Con asombro leemos las dificultades que afronta la extensión del metro regional hasta La Calera.

El Consejo de Monumentos Nacionales al momento de la evaluación ambiental expresa su inquietud por la protección arqueológica que exigen las obras de extensión de la vía. Es importante para el proceso ver qué hay bajo tierra y para eso hay que hacer unos mil pozos de prospección en 45 sectores que albergarían restos de quizás qué civilizaciones originarias.

Ya se han hecho 355 pozos. Aparecen indicios valiosos y hay que hacer más. El gasto debe ser importante. Nadie anda por ahí haciendo pozos gratis.

La demanda, por otro lado, demuestra que esas excavaciones pueden llegar a ser una actividad rentable. Es de esperar que con esos hoyitos no se encuentre ningún vestigio importante que siga retrasando las obras tras las cuales hay anuncios y expectativas.

La materia arqueológica pena por todos lados. En la rotonda, la dichosa rotonda, de Concón y en el Instituto de Neurociencia de la Universidad de Valparaíso, Barrio Puerto.

Pero volviendo a nuestra nostalgia compartida por muchos, incluyendo los fans de los trenes eléctricos de juguete, no nos explicamos cómo se pudo construir la vía ferroviaria entre Valparaíso y Santiago, inaugurada en 1863.

¿Cuántos pozos hicieron Wheelwright y Meiggs? Es muy posible que no hayan hecho ninguno y siguieran adelante no más.

Trenes y democracia

Lo asombroso de todo esto es que dentro de la vieja ruta de 187 kilómetros está precisamente el complicado tramo de unos veintitantos entre Limache y La Calera. Por ese tramo y hasta y desde la capital han viajado generaciones.

Si dejamos de lado, irreverentes, las inquietudes arqueológicas y miramos el lado sociológico del ferrocarril, de los trenes, vemos que constituyen un paso fundamental en la derrota de las distancias, en este país de extensa y loca geografía.

En algún momento, tal vez primera mitad del siglo pasado, los trenes circulaban desde Pisagua hasta Chiloé. Claro que, con ramales y rutas fragmentadas, pero eran la columna vertebral que estructuraba al país.

Tienen los trenes un precursor sentido democrático.

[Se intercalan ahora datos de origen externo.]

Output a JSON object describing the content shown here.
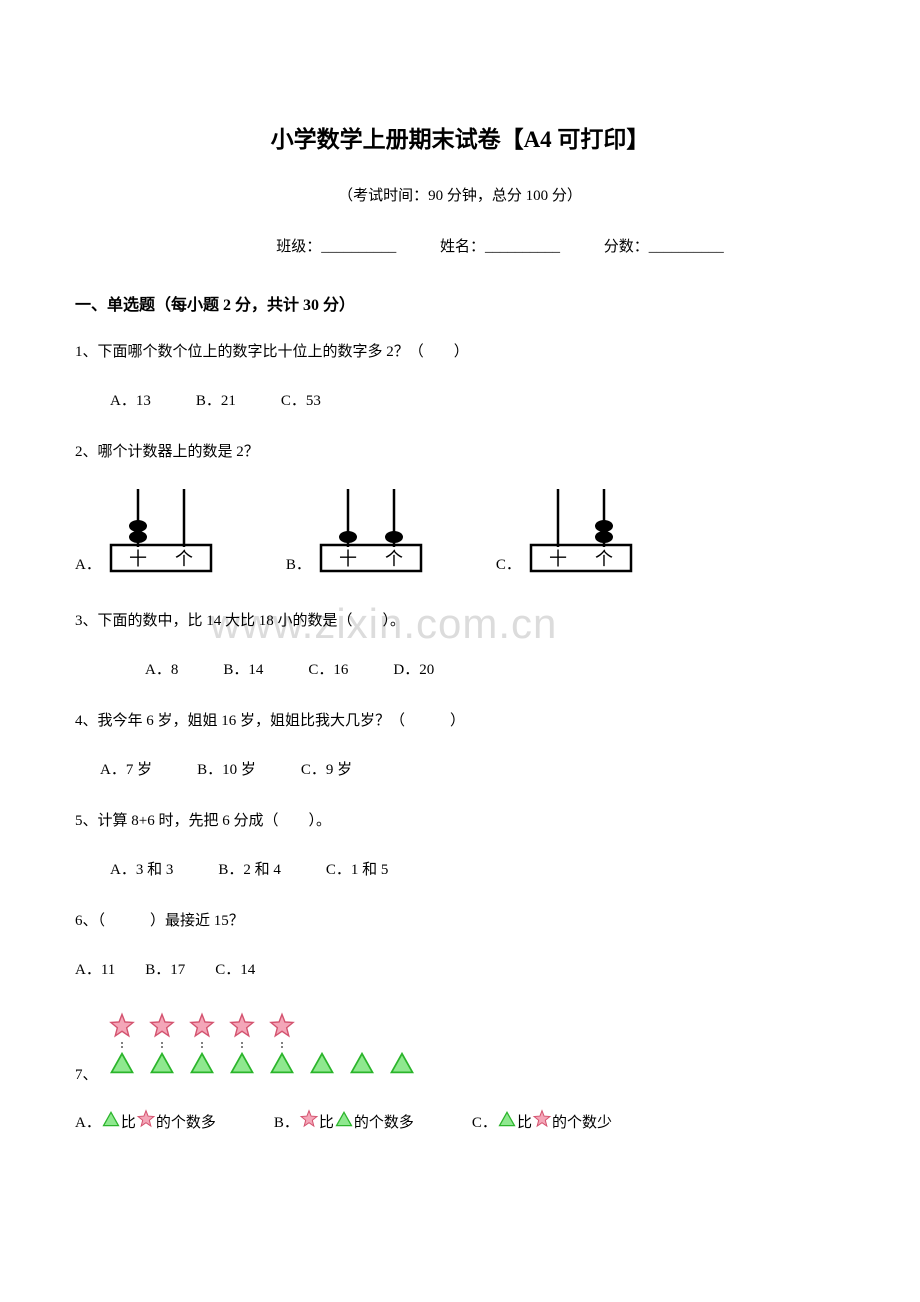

Todos los viajeros, los de primera, segunda o tercera clase, llegaban al punto de destino a la misma hora. Y si había retraso, todos llegaban tarde y enojados.

De mis recuerdos adolescentes revivo mi primer viaje al sur. Un tren nocturno, arrastrado por una impresionante locomotora a vapor Mikado. Decenas de carros y cientos de personas en plan de vacaciones en un largo convoy, un trasatlántico terrestre con dormitorios, coche salón, comedor y hasta un carro adaptado para cine. Detención en Chillán, cinco de la madrugada. Larga pausa en que se ofrecía a los viajeros en la estación café "con malicia", esto es un chorrito de aguardiente precisamente de Chillán. Largo sueño, nada de cómodo, pero con el gran premio de ver en primer plano, durante largo rato, la aurora con el sol saliendo perezoso tras la cordillera. Luego el Viaducto del Malleco. Historia pura, de acero. Horas después, casi a las tres de la tarde, la maravilla del Lago Llanquihue con el volcán Osorno cargado de nieve, incluso en verano.

Y, finalmente, Puerto Montt. "Sentado frente al mar…", pero esa es otra historia maltratada por una abominable escultura. En total 1.080 kilómetros de variado paisaje.

Años después otra aventura ferroviaria un fin de semana cualquiera. Un grupo juvenil en excursión a La Ligua y Cabildo. Ellas, escogiendo tejidos en interminable recorrido por Valle Hermoso. El cierre del paseo era Papudo, estupendos congrios fritos con vista al mar.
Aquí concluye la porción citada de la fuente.